The firm said in a statement that it was "disappointed" by the verdict.
 
"We are disappointed with this verdict. As we have said many times, there has never been any evidence presented that either of our former partners S Gopalakrishnan or Srinivas Talluri were involved in or were aware of the management-led fraud at Satyam. We understand that Gopal and Talluri are considering filing an appeal against this verdict," PricewaterhouseCoopers said.
 
Manoj Fadnis, president of Institute of Chartered Accountants of India, said it had already removed six persons from its Register of Members' besides imposing penalty of Rs 5 lakh on each of them for professional misconduct.
 
Ramalinga Raju, a management graduate from Ohio University who founded Satyam in 1987, was found guilty of forging documents and falsifying accounts.
 
Raju admitted in January 2009 in a five-page letter that Satyam's profits had been overstated for years and assets falsified in a fraud allegedly worth over $1.5 billion, bringing the company to the brink of collapse.
 
Satyam, which in Sanskrit means "truth", was sold the same year to the smaller rival Tech Mahindra Ltd in an auction.

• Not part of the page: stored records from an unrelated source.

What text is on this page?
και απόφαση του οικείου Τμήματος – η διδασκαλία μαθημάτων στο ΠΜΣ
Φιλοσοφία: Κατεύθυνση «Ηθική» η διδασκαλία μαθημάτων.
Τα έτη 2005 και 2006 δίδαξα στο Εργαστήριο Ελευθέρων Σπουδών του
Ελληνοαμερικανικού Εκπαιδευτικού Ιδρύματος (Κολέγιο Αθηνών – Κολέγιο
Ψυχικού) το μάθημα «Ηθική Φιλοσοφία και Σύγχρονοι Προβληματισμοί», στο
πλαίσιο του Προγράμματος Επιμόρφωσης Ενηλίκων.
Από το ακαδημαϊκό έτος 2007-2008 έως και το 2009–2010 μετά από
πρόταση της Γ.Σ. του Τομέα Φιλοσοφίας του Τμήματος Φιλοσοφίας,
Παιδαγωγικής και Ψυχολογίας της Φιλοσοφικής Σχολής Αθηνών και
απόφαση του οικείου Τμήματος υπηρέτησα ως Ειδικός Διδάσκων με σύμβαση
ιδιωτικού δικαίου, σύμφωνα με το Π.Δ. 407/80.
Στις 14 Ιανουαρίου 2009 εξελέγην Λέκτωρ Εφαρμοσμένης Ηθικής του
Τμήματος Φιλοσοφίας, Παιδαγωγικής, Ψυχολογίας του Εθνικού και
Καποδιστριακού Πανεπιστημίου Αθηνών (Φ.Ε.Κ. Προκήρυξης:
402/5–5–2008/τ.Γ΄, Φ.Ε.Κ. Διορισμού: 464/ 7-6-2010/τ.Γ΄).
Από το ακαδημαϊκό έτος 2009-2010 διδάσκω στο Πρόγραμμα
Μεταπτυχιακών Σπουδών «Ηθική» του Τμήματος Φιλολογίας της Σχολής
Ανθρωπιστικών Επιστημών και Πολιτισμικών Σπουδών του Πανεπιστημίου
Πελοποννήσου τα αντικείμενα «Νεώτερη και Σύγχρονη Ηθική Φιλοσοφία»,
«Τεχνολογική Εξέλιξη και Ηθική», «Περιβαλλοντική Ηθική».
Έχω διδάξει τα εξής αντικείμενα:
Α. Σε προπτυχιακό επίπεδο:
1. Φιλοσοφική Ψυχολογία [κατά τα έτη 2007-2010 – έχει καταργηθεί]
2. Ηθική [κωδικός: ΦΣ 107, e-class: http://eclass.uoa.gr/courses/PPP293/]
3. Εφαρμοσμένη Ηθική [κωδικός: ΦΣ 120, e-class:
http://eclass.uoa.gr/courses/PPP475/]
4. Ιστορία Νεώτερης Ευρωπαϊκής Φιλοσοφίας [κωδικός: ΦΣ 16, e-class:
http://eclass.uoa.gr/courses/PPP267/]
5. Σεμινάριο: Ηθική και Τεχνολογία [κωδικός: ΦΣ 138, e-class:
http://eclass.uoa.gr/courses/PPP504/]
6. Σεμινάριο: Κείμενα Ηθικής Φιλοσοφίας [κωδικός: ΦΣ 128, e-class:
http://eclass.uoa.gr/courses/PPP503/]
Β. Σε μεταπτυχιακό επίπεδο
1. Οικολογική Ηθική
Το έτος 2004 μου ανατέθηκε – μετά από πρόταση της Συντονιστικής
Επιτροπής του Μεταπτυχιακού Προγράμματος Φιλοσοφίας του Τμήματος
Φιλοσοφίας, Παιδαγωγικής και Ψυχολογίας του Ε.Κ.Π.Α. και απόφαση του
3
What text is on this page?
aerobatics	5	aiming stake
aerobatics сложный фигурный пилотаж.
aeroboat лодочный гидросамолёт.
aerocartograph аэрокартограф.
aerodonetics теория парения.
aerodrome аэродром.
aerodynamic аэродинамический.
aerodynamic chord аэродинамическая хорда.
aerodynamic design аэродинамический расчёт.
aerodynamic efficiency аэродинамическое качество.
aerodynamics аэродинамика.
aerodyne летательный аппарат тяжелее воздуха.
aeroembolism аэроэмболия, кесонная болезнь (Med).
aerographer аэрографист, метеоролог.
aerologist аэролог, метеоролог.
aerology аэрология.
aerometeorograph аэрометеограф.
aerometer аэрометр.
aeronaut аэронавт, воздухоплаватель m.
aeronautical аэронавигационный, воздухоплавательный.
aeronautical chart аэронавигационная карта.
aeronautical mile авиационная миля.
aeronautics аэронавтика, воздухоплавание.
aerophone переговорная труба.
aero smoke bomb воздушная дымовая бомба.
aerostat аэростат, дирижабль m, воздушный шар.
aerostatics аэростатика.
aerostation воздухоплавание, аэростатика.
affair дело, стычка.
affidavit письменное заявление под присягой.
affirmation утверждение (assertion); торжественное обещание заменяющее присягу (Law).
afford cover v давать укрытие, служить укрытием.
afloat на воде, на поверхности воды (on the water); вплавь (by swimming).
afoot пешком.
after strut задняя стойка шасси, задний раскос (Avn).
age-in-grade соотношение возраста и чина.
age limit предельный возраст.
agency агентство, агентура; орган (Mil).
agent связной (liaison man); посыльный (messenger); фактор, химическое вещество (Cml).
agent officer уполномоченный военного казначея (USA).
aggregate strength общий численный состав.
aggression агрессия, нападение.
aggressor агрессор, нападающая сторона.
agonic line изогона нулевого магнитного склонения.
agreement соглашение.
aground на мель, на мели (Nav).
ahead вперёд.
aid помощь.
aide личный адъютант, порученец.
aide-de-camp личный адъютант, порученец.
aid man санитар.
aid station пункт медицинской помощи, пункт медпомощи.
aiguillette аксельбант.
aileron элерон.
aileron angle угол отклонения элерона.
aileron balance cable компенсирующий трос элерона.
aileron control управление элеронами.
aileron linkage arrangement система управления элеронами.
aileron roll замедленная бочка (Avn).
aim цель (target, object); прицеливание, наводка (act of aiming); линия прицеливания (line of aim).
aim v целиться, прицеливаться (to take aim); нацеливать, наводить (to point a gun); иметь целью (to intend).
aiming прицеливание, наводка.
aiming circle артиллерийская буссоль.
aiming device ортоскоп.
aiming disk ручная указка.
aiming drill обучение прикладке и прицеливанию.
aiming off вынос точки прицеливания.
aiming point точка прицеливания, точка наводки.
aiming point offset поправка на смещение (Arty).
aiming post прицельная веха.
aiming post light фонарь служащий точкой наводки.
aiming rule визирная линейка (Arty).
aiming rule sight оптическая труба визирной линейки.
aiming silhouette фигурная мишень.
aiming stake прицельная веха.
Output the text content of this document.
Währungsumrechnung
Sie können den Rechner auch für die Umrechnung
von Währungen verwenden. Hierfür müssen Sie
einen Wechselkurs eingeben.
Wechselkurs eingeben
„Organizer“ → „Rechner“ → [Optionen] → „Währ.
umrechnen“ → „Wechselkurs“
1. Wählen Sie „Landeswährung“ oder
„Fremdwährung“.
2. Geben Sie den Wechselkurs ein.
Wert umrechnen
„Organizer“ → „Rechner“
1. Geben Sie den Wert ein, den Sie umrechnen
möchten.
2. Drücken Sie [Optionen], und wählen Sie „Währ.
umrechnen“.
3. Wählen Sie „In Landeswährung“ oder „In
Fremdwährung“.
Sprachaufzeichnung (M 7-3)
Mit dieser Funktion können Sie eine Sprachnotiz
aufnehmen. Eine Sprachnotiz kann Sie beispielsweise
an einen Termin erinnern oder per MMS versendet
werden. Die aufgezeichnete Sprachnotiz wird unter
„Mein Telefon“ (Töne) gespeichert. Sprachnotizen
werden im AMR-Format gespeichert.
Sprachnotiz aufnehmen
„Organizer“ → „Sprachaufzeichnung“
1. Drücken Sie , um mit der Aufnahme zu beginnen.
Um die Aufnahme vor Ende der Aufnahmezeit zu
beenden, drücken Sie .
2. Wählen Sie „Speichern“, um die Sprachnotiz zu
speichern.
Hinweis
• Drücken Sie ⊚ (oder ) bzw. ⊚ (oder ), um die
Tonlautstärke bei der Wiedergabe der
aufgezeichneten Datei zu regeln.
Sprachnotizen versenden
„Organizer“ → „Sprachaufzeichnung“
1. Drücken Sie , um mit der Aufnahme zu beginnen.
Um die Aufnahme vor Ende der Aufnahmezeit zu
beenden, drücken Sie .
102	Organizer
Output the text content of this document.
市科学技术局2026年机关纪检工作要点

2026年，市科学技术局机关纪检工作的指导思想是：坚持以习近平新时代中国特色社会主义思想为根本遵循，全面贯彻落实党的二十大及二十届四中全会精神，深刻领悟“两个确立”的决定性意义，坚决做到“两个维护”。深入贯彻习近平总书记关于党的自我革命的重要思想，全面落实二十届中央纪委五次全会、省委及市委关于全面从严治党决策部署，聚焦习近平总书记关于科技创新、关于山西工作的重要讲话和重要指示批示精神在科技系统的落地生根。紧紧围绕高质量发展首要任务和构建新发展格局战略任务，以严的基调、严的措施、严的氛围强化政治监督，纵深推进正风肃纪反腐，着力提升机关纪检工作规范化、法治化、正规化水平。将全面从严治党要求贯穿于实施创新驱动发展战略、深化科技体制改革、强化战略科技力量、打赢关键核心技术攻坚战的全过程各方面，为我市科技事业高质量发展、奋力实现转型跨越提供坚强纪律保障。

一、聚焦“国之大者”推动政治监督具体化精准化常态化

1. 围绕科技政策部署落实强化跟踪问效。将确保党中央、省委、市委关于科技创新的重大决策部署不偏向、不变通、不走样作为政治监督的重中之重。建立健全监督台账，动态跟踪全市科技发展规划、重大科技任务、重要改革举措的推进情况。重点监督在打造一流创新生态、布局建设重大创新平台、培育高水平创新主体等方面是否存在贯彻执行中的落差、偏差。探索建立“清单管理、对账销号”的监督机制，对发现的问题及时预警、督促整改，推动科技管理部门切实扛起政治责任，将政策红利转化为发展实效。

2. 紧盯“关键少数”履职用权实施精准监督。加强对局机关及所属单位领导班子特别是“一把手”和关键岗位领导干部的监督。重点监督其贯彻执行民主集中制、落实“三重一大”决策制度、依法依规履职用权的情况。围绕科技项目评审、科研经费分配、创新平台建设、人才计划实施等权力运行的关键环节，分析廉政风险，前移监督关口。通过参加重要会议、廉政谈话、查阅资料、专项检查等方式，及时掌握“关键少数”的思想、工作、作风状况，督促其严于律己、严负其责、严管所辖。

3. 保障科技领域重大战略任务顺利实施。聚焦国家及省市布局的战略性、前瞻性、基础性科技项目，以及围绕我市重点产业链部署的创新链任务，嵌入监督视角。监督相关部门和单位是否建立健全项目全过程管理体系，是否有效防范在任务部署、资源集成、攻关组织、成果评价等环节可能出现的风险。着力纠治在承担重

The company was later merged with Tech Mahindra, a unit of conglomerate Mahindra & Mahindra Ltd.
 
The Central Bureau of Investigation's (CBI) Multi-Disciplinary Investigation Team (MDIT) played a crucial role in unraveling the Satyam scam.
 
"Understanding the system and the fraud was the major challenge we faced during investigation at the beginning. When we got the case in our hands it was over 40-day old. And within 43 days we had to file the charge sheet. And we did. On some days we worked for over 18 to 19 hours a day," V.V. Lakshmi Narayana, who was part of the probe, said.